In fact you can add Fabric8 to ServiceMix but as it is not a part of a build, then you are taking a risk of integrating those projects together (while in case of JBoss Fuse this risk is taken by Red Hat)

So then if you are looking for just a container, ServiceMix can be for you but then you can also use just JBoss or even tomcat as a container.
If you are looking for something more, then you should go to JBoss Fuse meaning rather Fabric8.

In terms of getting ServiceMix back to life (I agree it is getting dead), someone should simply integrate Fabric8 into it to get it up to speed and back to life.

Anonymous said...

Ironically ServiceMix is ahead of Fuse in some significant ways. First it is on Karaf 3 and the latest (Fuse 6.2) is still on Karaf 2.4. This when Karaf 4 is already out.

Red Hat JBoss Fuse (not to be confused with Red Hat JBoss Fuse ServiceWorks) doesn't appear to have much wind in its sails anymore.

The Fuse 6.2 version has a vomit of Switchyard components in its quickstarts library without any real explanation. The POMs all have settings for Wildfly(!?) but no blueprint support. And no real explanation for why the JBoss AS is manifesting itself there.

Whether ServiceMix is dead or not I can't say but Fuse has become a muddled, confused and confusing mess. Part of the problem is that Red Hat hasn't been very good at communicating where this is all going.

The first version of fabric with Zookeeper was a mess. I'm not sure that putting Fabric in the ServiceMix stack would be such a great idea.

WMcDonald said...

This is an old post, but I wanted to know if you still hold your opinion about 'not to servicemix' - especially with v 7 out now.

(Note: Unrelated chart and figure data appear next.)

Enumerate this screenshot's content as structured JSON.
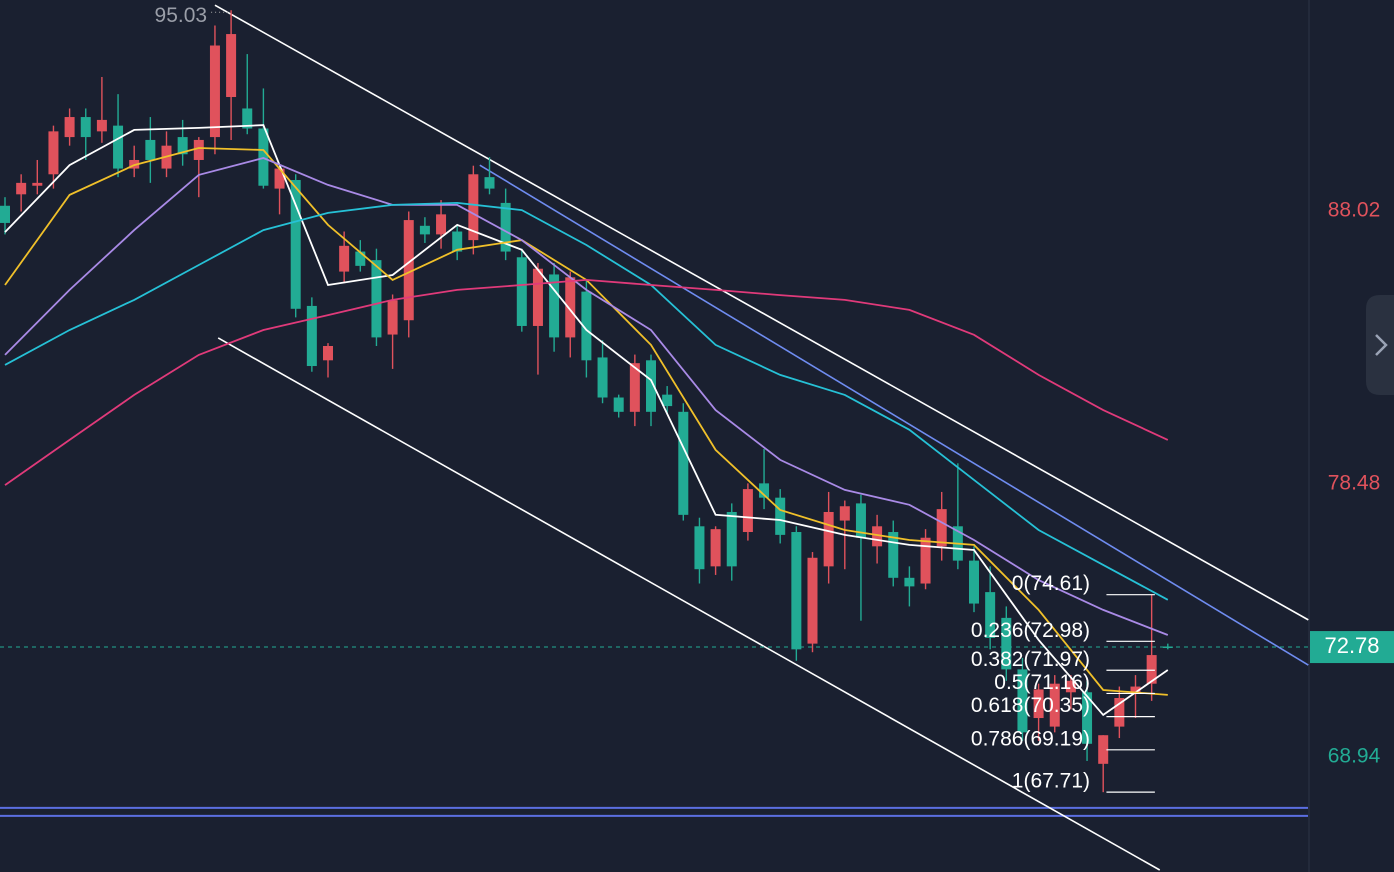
{
  "chart_data": {
    "type": "candlestick",
    "ylim": [
      64.92,
      95.39
    ],
    "yticks": [
      88.02,
      78.48,
      68.94
    ],
    "up_color": "#e0525c",
    "down_color": "#22ab94",
    "last_price": 72.78,
    "high_label": {
      "index": 14,
      "value": 95.03
    },
    "candles": [
      [
        88.2,
        88.5,
        87.2,
        87.6
      ],
      [
        88.6,
        89.3,
        88.0,
        89.0
      ],
      [
        88.9,
        89.8,
        88.6,
        89.0
      ],
      [
        89.3,
        91.0,
        88.8,
        90.8
      ],
      [
        90.6,
        91.6,
        90.3,
        91.3
      ],
      [
        91.3,
        91.6,
        89.8,
        90.6
      ],
      [
        90.8,
        92.7,
        90.4,
        91.2
      ],
      [
        91.0,
        92.1,
        89.2,
        89.5
      ],
      [
        89.5,
        90.3,
        89.2,
        89.8
      ],
      [
        90.5,
        91.3,
        89.0,
        89.8
      ],
      [
        89.5,
        90.8,
        89.2,
        90.3
      ],
      [
        90.6,
        91.2,
        89.6,
        90.0
      ],
      [
        89.8,
        90.6,
        88.5,
        90.5
      ],
      [
        90.6,
        94.5,
        90.0,
        93.8
      ],
      [
        92.0,
        95.03,
        90.5,
        94.2
      ],
      [
        91.6,
        93.5,
        90.7,
        90.9
      ],
      [
        90.9,
        92.3,
        88.8,
        88.9
      ],
      [
        88.8,
        89.5,
        87.9,
        89.5
      ],
      [
        89.1,
        89.3,
        84.3,
        84.6
      ],
      [
        84.7,
        85.0,
        82.4,
        82.6
      ],
      [
        82.8,
        83.4,
        82.2,
        83.3
      ],
      [
        85.9,
        87.3,
        85.5,
        86.8
      ],
      [
        86.6,
        87.0,
        85.9,
        86.1
      ],
      [
        86.3,
        86.7,
        83.3,
        83.6
      ],
      [
        83.7,
        85.1,
        82.5,
        84.9
      ],
      [
        84.2,
        88.0,
        83.6,
        87.7
      ],
      [
        87.5,
        87.8,
        86.9,
        87.2
      ],
      [
        87.2,
        88.4,
        86.7,
        87.9
      ],
      [
        87.3,
        87.5,
        86.3,
        86.6
      ],
      [
        87.0,
        89.6,
        86.5,
        89.3
      ],
      [
        89.2,
        89.9,
        88.6,
        88.8
      ],
      [
        88.3,
        88.8,
        86.3,
        86.6
      ],
      [
        86.4,
        86.7,
        83.8,
        84.0
      ],
      [
        84.0,
        86.2,
        82.3,
        86.0
      ],
      [
        85.8,
        86.2,
        83.1,
        83.6
      ],
      [
        83.6,
        85.9,
        82.9,
        85.7
      ],
      [
        85.2,
        85.6,
        82.2,
        82.8
      ],
      [
        82.9,
        83.5,
        81.3,
        81.5
      ],
      [
        81.5,
        81.6,
        80.8,
        81.0
      ],
      [
        81.0,
        83.0,
        80.5,
        82.7
      ],
      [
        82.8,
        83.0,
        80.5,
        81.0
      ],
      [
        81.6,
        81.9,
        80.9,
        81.2
      ],
      [
        81.0,
        81.3,
        77.2,
        77.4
      ],
      [
        77.0,
        77.3,
        75.0,
        75.5
      ],
      [
        75.6,
        77.0,
        75.3,
        76.9
      ],
      [
        77.5,
        77.8,
        75.1,
        75.6
      ],
      [
        76.8,
        78.5,
        76.5,
        78.3
      ],
      [
        78.5,
        79.7,
        77.6,
        78.0
      ],
      [
        78.0,
        78.3,
        76.4,
        76.7
      ],
      [
        76.8,
        77.0,
        72.3,
        72.7
      ],
      [
        72.9,
        76.1,
        72.6,
        75.9
      ],
      [
        75.6,
        78.2,
        75.0,
        77.5
      ],
      [
        77.2,
        77.9,
        75.5,
        77.7
      ],
      [
        77.8,
        78.1,
        73.7,
        76.6
      ],
      [
        76.3,
        77.4,
        75.7,
        77.0
      ],
      [
        76.8,
        77.2,
        74.9,
        75.2
      ],
      [
        75.2,
        75.6,
        74.2,
        74.9
      ],
      [
        75.0,
        76.9,
        74.8,
        76.6
      ],
      [
        76.3,
        78.2,
        75.8,
        77.6
      ],
      [
        77.0,
        79.2,
        75.5,
        75.8
      ],
      [
        75.8,
        76.3,
        74.0,
        74.3
      ],
      [
        74.7,
        75.6,
        72.7,
        73.1
      ],
      [
        73.8,
        74.2,
        71.6,
        72.0
      ],
      [
        72.0,
        72.4,
        69.5,
        69.8
      ],
      [
        70.3,
        71.5,
        69.5,
        71.3
      ],
      [
        70.0,
        71.8,
        69.8,
        71.5
      ],
      [
        71.2,
        71.8,
        70.6,
        71.6
      ],
      [
        71.2,
        71.6,
        68.8,
        69.4
      ],
      [
        68.7,
        69.7,
        67.71,
        69.7
      ],
      [
        70.0,
        71.4,
        69.6,
        71.0
      ],
      [
        71.2,
        71.8,
        70.3,
        71.4
      ],
      [
        71.5,
        74.61,
        70.9,
        72.5
      ],
      [
        72.8,
        72.9,
        72.7,
        72.78
      ]
    ],
    "series": [
      {
        "color": "#ffffff",
        "x": [
          0,
          4,
          8,
          12,
          16,
          20,
          24,
          28,
          32,
          36,
          40,
          44,
          48,
          52,
          56,
          60,
          64,
          68,
          72
        ],
        "values": [
          87.28,
          89.62,
          90.85,
          90.92,
          91.02,
          85.43,
          85.78,
          87.53,
          86.66,
          83.86,
          82.11,
          77.4,
          77.22,
          76.7,
          76.35,
          76.17,
          73.03,
          70.41,
          71.98
        ]
      },
      {
        "color": "#f0c02a",
        "x": [
          0,
          4,
          8,
          12,
          16,
          20,
          24,
          28,
          32,
          36,
          40,
          44,
          48,
          52,
          56,
          60,
          64,
          68,
          72
        ],
        "values": [
          85.43,
          88.58,
          89.62,
          90.22,
          90.15,
          87.53,
          85.61,
          86.66,
          87.0,
          85.61,
          83.34,
          79.67,
          77.57,
          76.87,
          76.52,
          76.35,
          74.08,
          71.28,
          71.11
        ]
      },
      {
        "color": "#a98ae6",
        "x": [
          0,
          4,
          8,
          12,
          16,
          20,
          24,
          28,
          32,
          36,
          40,
          44,
          48,
          52,
          56,
          60,
          64,
          68,
          72
        ],
        "values": [
          82.99,
          85.26,
          87.35,
          89.28,
          89.87,
          88.93,
          88.23,
          88.23,
          87.0,
          85.26,
          83.86,
          81.06,
          79.32,
          78.27,
          77.75,
          76.52,
          75.12,
          74.08,
          73.2
        ]
      },
      {
        "color": "#26c1d6",
        "x": [
          0,
          4,
          8,
          12,
          16,
          20,
          24,
          28,
          32,
          36,
          40,
          44,
          48,
          52,
          56,
          60,
          64,
          68,
          72
        ],
        "values": [
          82.64,
          83.86,
          84.91,
          86.13,
          87.35,
          87.95,
          88.23,
          88.3,
          88.05,
          86.83,
          85.43,
          83.34,
          82.29,
          81.59,
          80.37,
          78.62,
          76.87,
          75.65,
          74.43
        ]
      },
      {
        "color": "#e03a7a",
        "x": [
          0,
          4,
          8,
          12,
          16,
          20,
          24,
          28,
          32,
          36,
          40,
          44,
          48,
          52,
          56,
          60,
          64,
          68,
          72
        ],
        "values": [
          78.44,
          80.02,
          81.59,
          82.99,
          83.86,
          84.38,
          84.91,
          85.26,
          85.43,
          85.61,
          85.43,
          85.26,
          85.08,
          84.91,
          84.56,
          83.69,
          82.29,
          81.06,
          80.02
        ]
      }
    ],
    "trendlines": [
      {
        "color": "#ffffff",
        "points": [
          [
            13.0,
            95.21
          ],
          [
            80.7,
            73.73
          ]
        ]
      },
      {
        "color": "#ffffff",
        "points": [
          [
            13.2,
            83.58
          ],
          [
            71.5,
            64.99
          ]
        ]
      },
      {
        "color": "#6f8cf0",
        "points": [
          [
            29.4,
            89.62
          ],
          [
            80.7,
            72.15
          ]
        ]
      }
    ],
    "hlines": [
      {
        "value": 67.16,
        "color": "#5b6ee1"
      },
      {
        "value": 66.88,
        "color": "#5b6ee1"
      }
    ],
    "fib": {
      "start": 68.2,
      "end": 71.2,
      "levels": [
        {
          "label": "0(74.61)",
          "value": 74.61
        },
        {
          "label": "0.236(72.98)",
          "value": 72.98
        },
        {
          "label": "0.382(71.97)",
          "value": 71.97
        },
        {
          "label": "0.5(71.16)",
          "value": 71.16
        },
        {
          "label": "0.618(70.35)",
          "value": 70.35
        },
        {
          "label": "0.786(69.19)",
          "value": 69.19
        },
        {
          "label": "1(67.71)",
          "value": 67.71
        }
      ]
    }
  }
}
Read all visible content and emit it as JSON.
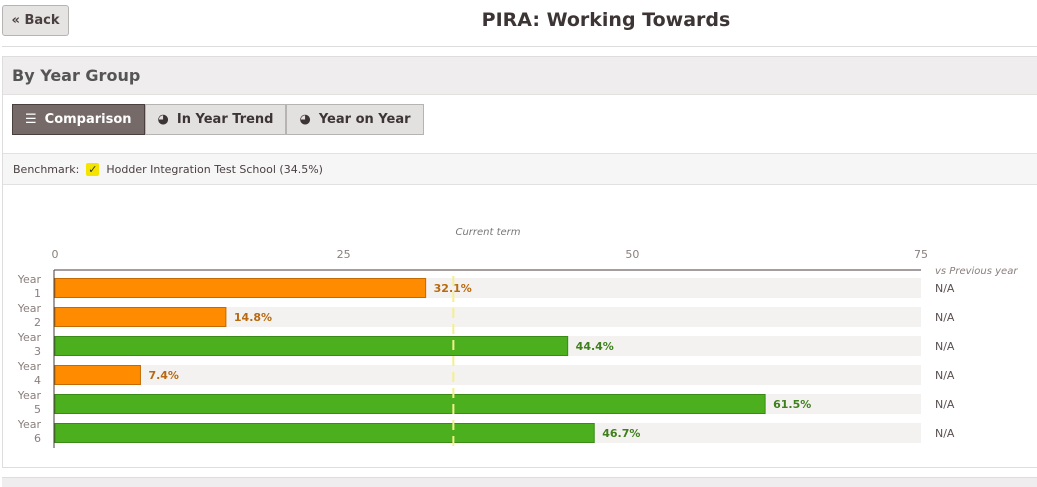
{
  "header": {
    "back_label": "« Back",
    "title": "PIRA: Working Towards"
  },
  "section": {
    "title": "By Year Group"
  },
  "tabs": [
    {
      "label": "Comparison",
      "icon": "bar-chart-icon",
      "active": true
    },
    {
      "label": "In Year Trend",
      "icon": "dashboard-icon",
      "active": false
    },
    {
      "label": "Year on Year",
      "icon": "dashboard-icon",
      "active": false
    }
  ],
  "benchmark": {
    "label": "Benchmark:",
    "checked": true,
    "name": "Hodder Integration Test School (34.5%)"
  },
  "colors": {
    "orange": "#ff8c00",
    "green": "#4caf1e",
    "benchmark": "#f5ef8a"
  },
  "chart_data": {
    "type": "bar",
    "orientation": "horizontal",
    "title": "Current term",
    "categories": [
      [
        "Year",
        "1"
      ],
      [
        "Year",
        "2"
      ],
      [
        "Year",
        "3"
      ],
      [
        "Year",
        "4"
      ],
      [
        "Year",
        "5"
      ],
      [
        "Year",
        "6"
      ]
    ],
    "values": [
      32.1,
      14.8,
      44.4,
      7.4,
      61.5,
      46.7
    ],
    "labels": [
      "32.1%",
      "14.8%",
      "44.4%",
      "7.4%",
      "61.5%",
      "46.7%"
    ],
    "status": [
      "below",
      "below",
      "above",
      "below",
      "above",
      "above"
    ],
    "xlim": [
      0,
      75
    ],
    "xticks": [
      0,
      25,
      50,
      75
    ],
    "benchmark_value": 34.5,
    "side_header": "vs Previous year",
    "side_values": [
      "N/A",
      "N/A",
      "N/A",
      "N/A",
      "N/A",
      "N/A"
    ]
  }
}
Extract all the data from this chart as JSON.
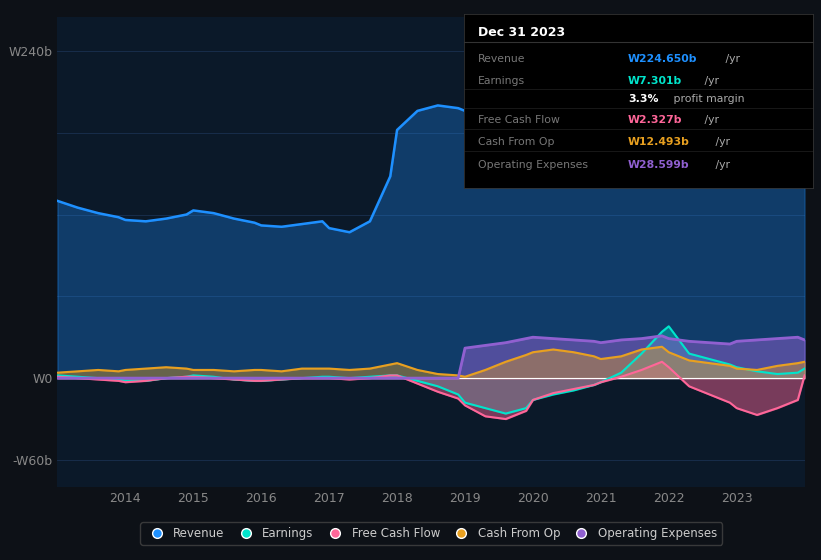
{
  "bg_color": "#0d1117",
  "plot_bg_color": "#0b1929",
  "grid_color": "#1a3050",
  "zero_line_color": "#ffffff",
  "colors": {
    "revenue": "#1e90ff",
    "earnings": "#00e5cc",
    "free_cash_flow": "#ff6699",
    "cash_from_op": "#e8a020",
    "operating_expenses": "#9060d0"
  },
  "years": [
    2013.0,
    2013.3,
    2013.6,
    2013.9,
    2014.0,
    2014.3,
    2014.6,
    2014.9,
    2015.0,
    2015.3,
    2015.6,
    2015.9,
    2016.0,
    2016.3,
    2016.6,
    2016.9,
    2017.0,
    2017.3,
    2017.6,
    2017.9,
    2018.0,
    2018.3,
    2018.6,
    2018.9,
    2019.0,
    2019.3,
    2019.6,
    2019.9,
    2020.0,
    2020.3,
    2020.6,
    2020.9,
    2021.0,
    2021.3,
    2021.6,
    2021.9,
    2022.0,
    2022.3,
    2022.6,
    2022.9,
    2023.0,
    2023.3,
    2023.6,
    2023.9,
    2024.0
  ],
  "revenue": [
    130,
    125,
    121,
    118,
    116,
    115,
    117,
    120,
    123,
    121,
    117,
    114,
    112,
    111,
    113,
    115,
    110,
    107,
    115,
    148,
    182,
    196,
    200,
    198,
    196,
    194,
    197,
    200,
    203,
    206,
    200,
    194,
    158,
    157,
    174,
    190,
    185,
    200,
    206,
    211,
    215,
    221,
    229,
    236,
    224
  ],
  "earnings": [
    2,
    1,
    0,
    -1,
    -2,
    -2,
    0,
    1,
    2,
    1,
    -1,
    -2,
    -2,
    -1,
    0,
    1,
    1,
    0,
    1,
    2,
    2,
    -2,
    -6,
    -12,
    -18,
    -22,
    -26,
    -22,
    -16,
    -12,
    -9,
    -5,
    -3,
    4,
    18,
    34,
    38,
    18,
    14,
    10,
    8,
    5,
    3,
    4,
    7
  ],
  "free_cash_flow": [
    1,
    0,
    -1,
    -2,
    -3,
    -2,
    0,
    1,
    1,
    0,
    -1,
    -2,
    -2,
    -1,
    0,
    0,
    0,
    -1,
    0,
    2,
    2,
    -4,
    -10,
    -15,
    -20,
    -28,
    -30,
    -24,
    -16,
    -11,
    -8,
    -5,
    -3,
    1,
    6,
    12,
    8,
    -6,
    -12,
    -18,
    -22,
    -27,
    -22,
    -16,
    2
  ],
  "cash_from_op": [
    4,
    5,
    6,
    5,
    6,
    7,
    8,
    7,
    6,
    6,
    5,
    6,
    6,
    5,
    7,
    7,
    7,
    6,
    7,
    10,
    11,
    6,
    3,
    2,
    1,
    6,
    12,
    17,
    19,
    21,
    19,
    16,
    14,
    16,
    21,
    23,
    19,
    13,
    11,
    9,
    7,
    6,
    9,
    11,
    12
  ],
  "operating_expenses": [
    0,
    0,
    0,
    0,
    0,
    0,
    0,
    0,
    0,
    0,
    0,
    0,
    0,
    0,
    0,
    0,
    0,
    0,
    0,
    0,
    0,
    0,
    0,
    0,
    22,
    24,
    26,
    29,
    30,
    29,
    28,
    27,
    26,
    28,
    29,
    31,
    29,
    27,
    26,
    25,
    27,
    28,
    29,
    30,
    28
  ],
  "xlim": [
    2013.0,
    2024.0
  ],
  "ylim": [
    -80,
    265
  ],
  "xticks": [
    2014,
    2015,
    2016,
    2017,
    2018,
    2019,
    2020,
    2021,
    2022,
    2023
  ],
  "ytick_vals": [
    240,
    0,
    -60
  ],
  "ytick_labels": [
    "W240b",
    "W0",
    "-W60b"
  ],
  "tooltip_title": "Dec 31 2023",
  "tooltip_rows": [
    {
      "label": "Revenue",
      "value": "W224.650b",
      "unit": " /yr",
      "color": "#1e90ff",
      "bold": true
    },
    {
      "label": "Earnings",
      "value": "W7.301b",
      "unit": " /yr",
      "color": "#00e5cc",
      "bold": true
    },
    {
      "label": "",
      "value": "3.3%",
      "unit": " profit margin",
      "color": "#ffffff",
      "bold": true
    },
    {
      "label": "Free Cash Flow",
      "value": "W2.327b",
      "unit": " /yr",
      "color": "#ff6699",
      "bold": true
    },
    {
      "label": "Cash From Op",
      "value": "W12.493b",
      "unit": " /yr",
      "color": "#e8a020",
      "bold": true
    },
    {
      "label": "Operating Expenses",
      "value": "W28.599b",
      "unit": " /yr",
      "color": "#9060d0",
      "bold": true
    }
  ],
  "legend": [
    {
      "label": "Revenue",
      "color": "#1e90ff"
    },
    {
      "label": "Earnings",
      "color": "#00e5cc"
    },
    {
      "label": "Free Cash Flow",
      "color": "#ff6699"
    },
    {
      "label": "Cash From Op",
      "color": "#e8a020"
    },
    {
      "label": "Operating Expenses",
      "color": "#9060d0"
    }
  ]
}
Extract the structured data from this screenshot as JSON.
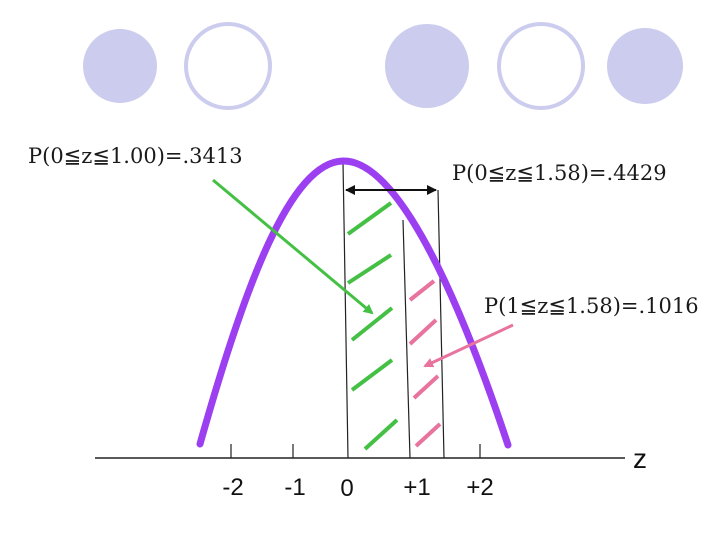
{
  "decor": {
    "circles": [
      {
        "style": "filled",
        "color": "#ccccee"
      },
      {
        "style": "outline",
        "color": "#ccccee"
      },
      {
        "style": "filled",
        "color": "#ccccee"
      },
      {
        "style": "outline",
        "color": "#ccccee"
      },
      {
        "style": "filled",
        "color": "#ccccee"
      }
    ]
  },
  "labels": {
    "p_0_to_1": "P(0≦z≦1.00)=.3413",
    "p_0_to_158": "P(0≦z≦1.58)=.4429",
    "p_1_to_158": "P(1≦z≦1.58)=.1016"
  },
  "axis": {
    "name": "z",
    "ticks": [
      {
        "z": -2,
        "label": "-2"
      },
      {
        "z": -1,
        "label": "-1"
      },
      {
        "z": 0,
        "label": "0"
      },
      {
        "z": 1,
        "label": "+1"
      },
      {
        "z": 2,
        "label": "+2"
      }
    ]
  },
  "colors": {
    "curve": "#9b3ff0",
    "region_0_1": "#44c044",
    "region_1_158": "#e8739e",
    "axis": "#222222"
  }
}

We are looking to move off of the old fuse (6.0.0.redhat-024), and although mgmt doesn't want to go with kubernetes/fabric8, basically my choices at this point are servicemix OR karaf+camel+activemq (ie. "roll your own pieces"). From your article, it didn't sound like there was basically much technical difference between the two and that the karaf plus... setup was better since servicemix was the same thing but not released or developed as much.

Another developer is looking at spring boot also, but I have not gotten my head around what he's doing, what spring boot does and how he's using it - replacing smx or just improving the architecture with how its used with other apps.

Do you still hold the same opinion about 'to smx or not to smx' today? Has anything changed since you wrote this between the two?